In New Mexico, evictions are regulated by state statutes. To evict a tenant, a landlord must file an eviction lawsuit against the tenant and win the lawsuit. Because evictions are a legal matter, the landlord must carefully follow all the rules and procedures set forth in the state statutes, or the eviction may not be valid.
This article will explain the basic rules and procedures landlords and property managers must follow when evicting a tenant in New Mexico.
A landlord who wants to evict a tenant before the tenancy has expired must have legal cause. New Mexico law defines legal cause as the tenant’s failure to pay rent or the tenant’s violation of the lease or rental agreement. To evict the tenant for one of these reasons, the landlord must first terminate the rental agreement. The landlord does this by giving the tenant written notice. Different notices are needed depending on the reason for the eviction.
A landlord who wants to evict a tenant but does not have legal cause to do so must wait until the tenant’s tenancy has expired before expecting the tenant to move. In some cases, the landlord may still need to give the tenant written notice to move.
A landlord who wants to end a month-to-month tenancy but does not have legal cause to evict the tenant, must give the tenant a written 30-day notice. This notice will inform the tenant of the landlord’s desire to end the month-to-month tenancy and that that tenant must move out of the rental unit by the end of the 30 days. If the tenant does not move out of the rental unit by that time, then the landlord can file an eviction lawsuit against the tenant (see N.M. Stat. Ann. § 47-8-37). New Mexico Notice Requirements to Terminate a Month-to-Month Tenancy has more information on this subject.
A landlord who wishes to end a fixed-term lease (such as a lease for one year) but does not have legal cause to evict the tenant, must wait until the lease has expired before expecting the tenant to move. Unless the terms of the lease specifically require it, the landlord is not required to give the tenant written notice to move. If the tenant does not move out of the rental unit by the end of the lease term, then the landlord should not accept further rent from the tenant and can file an eviction lawsuit against the tenant.

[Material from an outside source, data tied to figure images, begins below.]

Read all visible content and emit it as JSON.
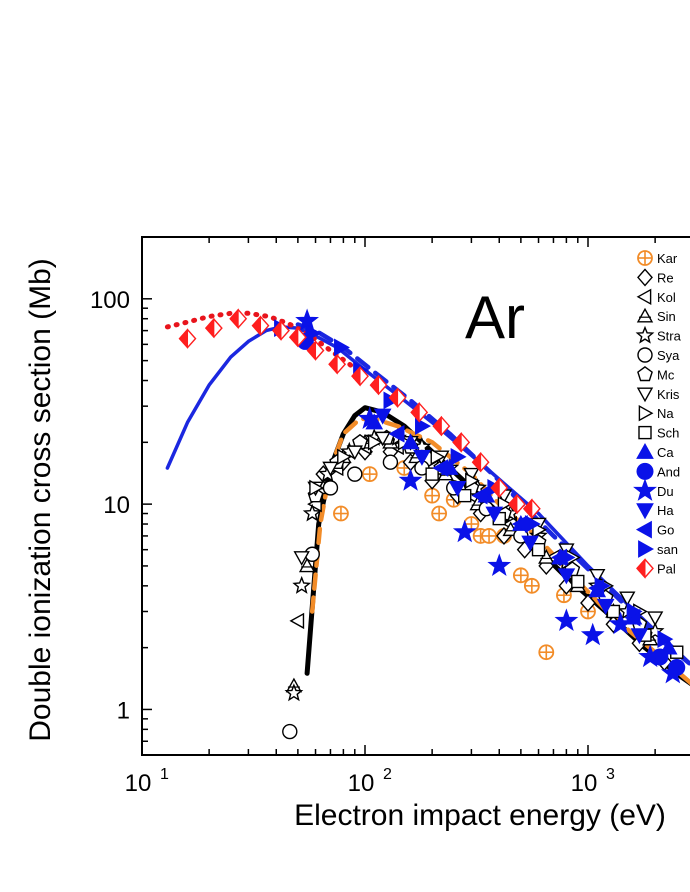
{
  "chart_data": {
    "type": "scatter",
    "title": "",
    "annotation": "Ar",
    "xlabel": "Electron impact energy (eV)",
    "ylabel": "Double ionization cross section (Mb)",
    "xscale": "log",
    "yscale": "log",
    "xlim": [
      10,
      3000
    ],
    "ylim": [
      0.6,
      200
    ],
    "x_ticks": [
      {
        "value": 10,
        "base": "10",
        "exp": "1"
      },
      {
        "value": 100,
        "base": "10",
        "exp": "2"
      },
      {
        "value": 1000,
        "base": "10",
        "exp": "3"
      }
    ],
    "y_ticks": [
      {
        "value": 1,
        "label": "1"
      },
      {
        "value": 10,
        "label": "10"
      },
      {
        "value": 100,
        "label": "100"
      }
    ],
    "legend_position": "top-right",
    "series": [
      {
        "name": "Kar",
        "marker": "circle-plus",
        "color": "#f28c28",
        "points": [
          [
            78,
            9
          ],
          [
            105,
            14
          ],
          [
            150,
            15
          ],
          [
            200,
            11
          ],
          [
            215,
            9
          ],
          [
            250,
            10.5
          ],
          [
            300,
            8
          ],
          [
            330,
            7
          ],
          [
            360,
            7
          ],
          [
            420,
            7
          ],
          [
            500,
            4.5
          ],
          [
            560,
            4
          ],
          [
            650,
            1.9
          ],
          [
            780,
            3.6
          ],
          [
            1000,
            3
          ]
        ]
      },
      {
        "name": "Re",
        "marker": "diamond",
        "color": "#000000",
        "points": [
          [
            65,
            14
          ],
          [
            80,
            16
          ],
          [
            100,
            18
          ],
          [
            130,
            18
          ],
          [
            160,
            16
          ],
          [
            200,
            13
          ],
          [
            260,
            11
          ],
          [
            330,
            9
          ],
          [
            420,
            7
          ],
          [
            520,
            6
          ],
          [
            650,
            5
          ],
          [
            800,
            4
          ],
          [
            1000,
            3.3
          ],
          [
            1300,
            2.6
          ],
          [
            1700,
            2.1
          ],
          [
            2200,
            1.7
          ]
        ]
      },
      {
        "name": "Kol",
        "marker": "triangle-left",
        "color": "#000000",
        "points": [
          [
            50,
            2.7
          ],
          [
            60,
            10
          ],
          [
            75,
            15
          ],
          [
            100,
            19
          ],
          [
            140,
            19
          ],
          [
            200,
            15
          ],
          [
            300,
            11
          ],
          [
            450,
            8
          ],
          [
            700,
            5.5
          ]
        ]
      },
      {
        "name": "Sin",
        "marker": "triangle-up-bar",
        "color": "#000000",
        "points": [
          [
            48,
            1.3
          ],
          [
            55,
            5
          ],
          [
            65,
            12
          ],
          [
            80,
            17
          ],
          [
            100,
            20
          ],
          [
            130,
            20
          ],
          [
            170,
            17
          ],
          [
            230,
            14
          ],
          [
            320,
            10
          ],
          [
            450,
            7.5
          ],
          [
            650,
            5.5
          ],
          [
            900,
            4
          ],
          [
            1300,
            3
          ],
          [
            1900,
            2.2
          ]
        ]
      },
      {
        "name": "Stra",
        "marker": "star-open",
        "color": "#000000",
        "points": [
          [
            48,
            1.2
          ],
          [
            52,
            4
          ],
          [
            58,
            9
          ],
          [
            68,
            14
          ],
          [
            85,
            18
          ],
          [
            110,
            21
          ],
          [
            140,
            21
          ],
          [
            180,
            19
          ],
          [
            240,
            15
          ],
          [
            320,
            12
          ],
          [
            450,
            9
          ],
          [
            600,
            7
          ],
          [
            800,
            5.2
          ],
          [
            1100,
            4
          ],
          [
            1500,
            3
          ],
          [
            2000,
            2.4
          ]
        ]
      },
      {
        "name": "Sya",
        "marker": "circle-open",
        "color": "#000000",
        "points": [
          [
            46,
            0.78
          ],
          [
            58,
            5.7
          ],
          [
            70,
            12
          ],
          [
            90,
            14
          ],
          [
            130,
            16
          ],
          [
            180,
            15
          ],
          [
            250,
            12
          ],
          [
            350,
            9.5
          ],
          [
            500,
            7
          ]
        ]
      },
      {
        "name": "Mc",
        "marker": "pentagon-open",
        "color": "#000000",
        "points": [
          [
            60,
            11
          ],
          [
            75,
            16
          ],
          [
            95,
            20
          ],
          [
            125,
            21
          ],
          [
            160,
            19
          ],
          [
            220,
            15
          ],
          [
            300,
            12
          ],
          [
            420,
            9
          ],
          [
            600,
            6.5
          ],
          [
            850,
            4.8
          ],
          [
            1200,
            3.5
          ],
          [
            1700,
            2.6
          ]
        ]
      },
      {
        "name": "Kris",
        "marker": "triangle-down-open",
        "color": "#000000",
        "points": [
          [
            52,
            5.5
          ],
          [
            60,
            12
          ],
          [
            70,
            15
          ],
          [
            90,
            18
          ],
          [
            120,
            21
          ],
          [
            160,
            20
          ],
          [
            220,
            17
          ],
          [
            300,
            14
          ],
          [
            420,
            11
          ],
          [
            600,
            8
          ],
          [
            800,
            6
          ],
          [
            1100,
            4.5
          ],
          [
            1500,
            3.5
          ],
          [
            2000,
            2.8
          ]
        ]
      },
      {
        "name": "Na",
        "marker": "triangle-right-open",
        "color": "#000000",
        "points": [
          [
            60,
            12
          ],
          [
            80,
            17
          ],
          [
            110,
            20
          ],
          [
            150,
            20
          ],
          [
            210,
            17
          ],
          [
            300,
            13
          ],
          [
            420,
            10
          ],
          [
            600,
            7.5
          ],
          [
            850,
            5.5
          ],
          [
            1200,
            4
          ],
          [
            1700,
            3
          ]
        ]
      },
      {
        "name": "Sch",
        "marker": "square-open",
        "color": "#000000",
        "points": [
          [
            200,
            14
          ],
          [
            280,
            11
          ],
          [
            400,
            8.5
          ],
          [
            600,
            6
          ],
          [
            900,
            4.2
          ],
          [
            1300,
            3
          ],
          [
            1800,
            2.3
          ],
          [
            2500,
            1.9
          ]
        ]
      },
      {
        "name": "Ca",
        "marker": "triangle-up-filled",
        "color": "#0a12e8",
        "points": [
          [
            110,
            25
          ],
          [
            160,
            20
          ],
          [
            240,
            15
          ],
          [
            350,
            11
          ],
          [
            500,
            8
          ],
          [
            750,
            5.5
          ],
          [
            1100,
            3.8
          ],
          [
            1600,
            2.8
          ],
          [
            2300,
            2
          ]
        ]
      },
      {
        "name": "And",
        "marker": "circle-filled",
        "color": "#0a12e8",
        "points": [
          [
            54,
            62
          ],
          [
            2100,
            1.8
          ],
          [
            2500,
            1.6
          ]
        ]
      },
      {
        "name": "Du",
        "marker": "star-filled",
        "color": "#0a12e8",
        "points": [
          [
            55,
            78
          ],
          [
            105,
            26
          ],
          [
            160,
            13
          ],
          [
            280,
            7.3
          ],
          [
            400,
            5
          ],
          [
            800,
            2.7
          ],
          [
            1050,
            2.3
          ],
          [
            1400,
            2.6
          ],
          [
            1900,
            1.8
          ],
          [
            2400,
            1.5
          ]
        ]
      },
      {
        "name": "Ha",
        "marker": "triangle-down-filled",
        "color": "#0a12e8",
        "points": [
          [
            120,
            27
          ],
          [
            180,
            17
          ],
          [
            260,
            12
          ],
          [
            380,
            9
          ],
          [
            550,
            6.5
          ],
          [
            800,
            4.5
          ],
          [
            1200,
            3.2
          ],
          [
            1700,
            2.3
          ]
        ]
      },
      {
        "name": "Go",
        "marker": "triangle-left-filled",
        "color": "#0a12e8",
        "points": [
          [
            140,
            22
          ],
          [
            220,
            15
          ],
          [
            330,
            11
          ],
          [
            500,
            8
          ],
          [
            750,
            5.5
          ],
          [
            1100,
            3.9
          ],
          [
            1600,
            2.8
          ]
        ]
      },
      {
        "name": "san",
        "marker": "triangle-right-filled",
        "color": "#0a12e8",
        "points": [
          [
            42,
            72
          ],
          [
            58,
            68
          ],
          [
            78,
            58
          ],
          [
            95,
            45
          ],
          [
            130,
            32
          ],
          [
            180,
            24
          ],
          [
            260,
            17
          ],
          [
            380,
            12
          ],
          [
            560,
            8
          ],
          [
            800,
            5.5
          ],
          [
            1150,
            4
          ],
          [
            1600,
            3
          ],
          [
            2200,
            2.2
          ]
        ]
      },
      {
        "name": "Pal",
        "marker": "diamond-half",
        "color": "#ff1f1f",
        "points": [
          [
            16,
            64
          ],
          [
            21,
            72
          ],
          [
            27,
            80
          ],
          [
            34,
            74
          ],
          [
            42,
            70
          ],
          [
            50,
            65
          ],
          [
            60,
            56
          ],
          [
            75,
            48
          ],
          [
            95,
            42
          ],
          [
            115,
            38
          ],
          [
            140,
            33
          ],
          [
            175,
            28
          ],
          [
            220,
            24
          ],
          [
            270,
            20
          ],
          [
            330,
            16
          ],
          [
            400,
            12
          ],
          [
            480,
            10
          ],
          [
            560,
            9.5
          ]
        ]
      }
    ],
    "curves": [
      {
        "name": "black-solid",
        "style": "solid",
        "color": "#000000",
        "points": [
          [
            55,
            1.5
          ],
          [
            62,
            8
          ],
          [
            70,
            15
          ],
          [
            80,
            22
          ],
          [
            90,
            27
          ],
          [
            100,
            29.5
          ],
          [
            120,
            28
          ],
          [
            150,
            24
          ],
          [
            200,
            18
          ],
          [
            300,
            12
          ],
          [
            400,
            9
          ],
          [
            600,
            6
          ],
          [
            800,
            4.4
          ],
          [
            1200,
            3
          ],
          [
            1800,
            2
          ],
          [
            2600,
            1.45
          ],
          [
            3000,
            1.3
          ]
        ]
      },
      {
        "name": "orange-dashed",
        "style": "dashed",
        "color": "#f28c28",
        "points": [
          [
            58,
            3
          ],
          [
            63,
            8
          ],
          [
            70,
            15
          ],
          [
            80,
            22
          ],
          [
            95,
            26
          ],
          [
            110,
            26
          ],
          [
            140,
            24
          ],
          [
            200,
            20
          ],
          [
            300,
            14
          ],
          [
            400,
            10
          ],
          [
            600,
            6.8
          ],
          [
            900,
            4.2
          ],
          [
            1300,
            2.8
          ],
          [
            2000,
            1.9
          ],
          [
            3000,
            1.3
          ]
        ]
      },
      {
        "name": "blue-solid",
        "style": "solid",
        "color": "#1b27e0",
        "points": [
          [
            13,
            15
          ],
          [
            16,
            25
          ],
          [
            20,
            38
          ],
          [
            25,
            52
          ],
          [
            30,
            62
          ],
          [
            36,
            70
          ],
          [
            42,
            73
          ],
          [
            50,
            72
          ],
          [
            60,
            66
          ],
          [
            75,
            58
          ],
          [
            100,
            45
          ],
          [
            150,
            32
          ],
          [
            220,
            23
          ],
          [
            350,
            15
          ],
          [
            600,
            9
          ],
          [
            1000,
            5
          ],
          [
            1800,
            2.7
          ],
          [
            3000,
            1.6
          ]
        ]
      },
      {
        "name": "blue-dashed",
        "style": "dashed",
        "color": "#1b27e0",
        "points": [
          [
            50,
            75
          ],
          [
            60,
            70
          ],
          [
            80,
            58
          ],
          [
            110,
            44
          ],
          [
            160,
            32
          ],
          [
            240,
            22
          ],
          [
            400,
            13
          ],
          [
            700,
            7
          ],
          [
            1200,
            4
          ],
          [
            2000,
            2.3
          ],
          [
            3000,
            1.6
          ]
        ]
      },
      {
        "name": "red-dotted",
        "style": "dotted",
        "color": "#e8141c",
        "points": [
          [
            13,
            73
          ],
          [
            16,
            77
          ],
          [
            20,
            82
          ],
          [
            25,
            85
          ],
          [
            30,
            85
          ],
          [
            37,
            82
          ],
          [
            45,
            76
          ],
          [
            55,
            68
          ],
          [
            70,
            56
          ],
          [
            90,
            46
          ]
        ]
      }
    ]
  }
}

Even though a landlord might have good legal cause to evict a tenant, the tenant might still decide to fight the eviction. The tenant could have a good legal defense against the eviction, such as the landlord discriminating against the tenant or the landlord failing to maintain the rental unit premises. By fighting the eviction, the costs of the lawsuit could increase and the tenant could remain living in the rental unit for a longer period of time. Tenant Defenses to Evictions in New Mexico has more information.
A landlord must never try to force a tenant to move out of a rental unit. The only way the tenant can be removed from the rental unit is if the landlord wins an eviction lawsuit against the tenant. Even then, the only person authorized to remove the tenant is a law enforcement officer with a valid court order. New Mexico law has made it illegal for the landlord to try to remove the tenant in any other way, and the tenant can sue the landlord for trying.Illegal Eviction Procedures in New Mexico has more information on this topic.
After the tenant has been evicted, the landlord might find that the tenant has left behind personal property. The landlord must hold on to the property for at least three days after the eviction has occurred, allowing the tenant time to claim the property. If the tenant does not claim the property by the end of three days, then the landlord can dispose of the property, through sale or otherwise (see N.M. Stat. Ann. § 47-8-34.1(C)).
Landlords must carefully follow all the rules and procedures required by New Mexico law when evicting a tenant; otherwise, the eviction may not be valid. Although these rules and procedures may seem burdensome to the landlord, they are there for a reason. Evictions often occur very quickly, and the end result is serious: the tenant has lost a place to live. The rules help ensure the eviction is justified and that the tenant has enough time to find a new home.